Convolutional Oriented Boundaries: From Image Segmentation to High-Level Tasks
This work addresses the need for efficient and accurate boundary detection for computer vision tasks, benefiting researchers and practitioners in image segmentation and high-level applications, though it is incremental as it builds on existing CNN methods.
The paper tackles the problem of contour detection and hierarchical segmentation by introducing Convolutional Oriented Boundaries (COB), which uses a single CNN forward pass to produce multiscale oriented contours, resulting in state-of-the-art performance across multiple datasets like BSDS and PASCAL with significant improvements in accuracy.
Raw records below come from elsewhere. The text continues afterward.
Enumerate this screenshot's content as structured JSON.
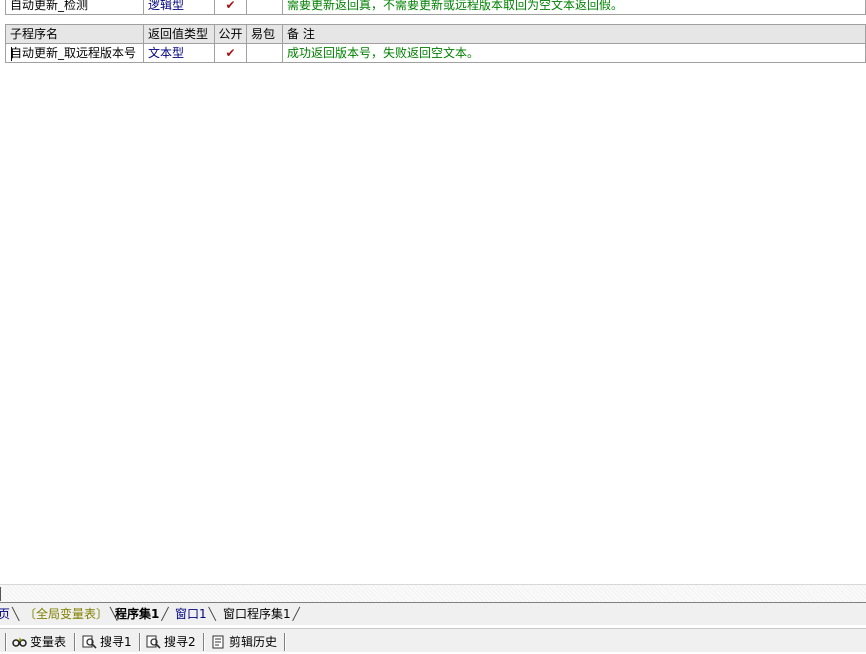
{
  "previous_subroutine": {
    "name": "自动更新_检测",
    "return_type": "逻辑型",
    "public": true,
    "note": "需要更新返回真，不需要更新或远程版本取回为空文本返回假。"
  },
  "table": {
    "headers": {
      "name": "子程序名",
      "return_type": "返回值类型",
      "public": "公开",
      "easy_pack": "易包",
      "note": "备 注"
    },
    "rows": [
      {
        "name": "自动更新_取远程版本号",
        "return_type": "文本型",
        "public": true,
        "easy_pack": "",
        "note": "成功返回版本号，失败返回空文本。"
      }
    ]
  },
  "check_mark": "✔",
  "tabs": [
    {
      "label": "页",
      "color": "#000080",
      "active": false
    },
    {
      "label": "〔全局变量表〕",
      "color": "#808000",
      "active": false
    },
    {
      "label": "程序集1",
      "color": "#000000",
      "active": true
    },
    {
      "label": "窗口1",
      "color": "#000080",
      "active": false
    },
    {
      "label": "窗口程序集1",
      "color": "#000000",
      "active": false
    }
  ],
  "bottom_tools": [
    {
      "label": "变量表",
      "icon": "variable-table-icon"
    },
    {
      "label": "搜寻1",
      "icon": "search-icon"
    },
    {
      "label": "搜寻2",
      "icon": "search-icon"
    },
    {
      "label": "剪辑历史",
      "icon": "clipboard-history-icon"
    }
  ]
}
We present Convolutional Oriented Boundaries (COB), which produces multiscale oriented contours and region hierarchies starting from generic image classification Convolutional Neural Networks (CNNs). COB is computationally efficient, because it requires a single CNN forward pass for multi-scale contour detection and it uses a novel sparse boundary representation for hierarchical segmentation; it gives a significant leap in performance over the state-of-the-art, and it generalizes very well to unseen categories and datasets. Particularly, we show that learning to estimate not only contour strength but also orientation provides more accurate results. We perform extensive experiments for low-level applications on BSDS, PASCAL Context, PASCAL Segmentation, and NYUD to evaluate boundary detection performance, showing that COB provides state-of-the-art contours and region hierarchies in all datasets. We also evaluate COB on high-level tasks when coupled with multiple pipelines for object proposals, semantic contours, semantic segmentation, and object detection on MS-COCO, SBD, and PASCAL; showing that COB also improves the results for all tasks.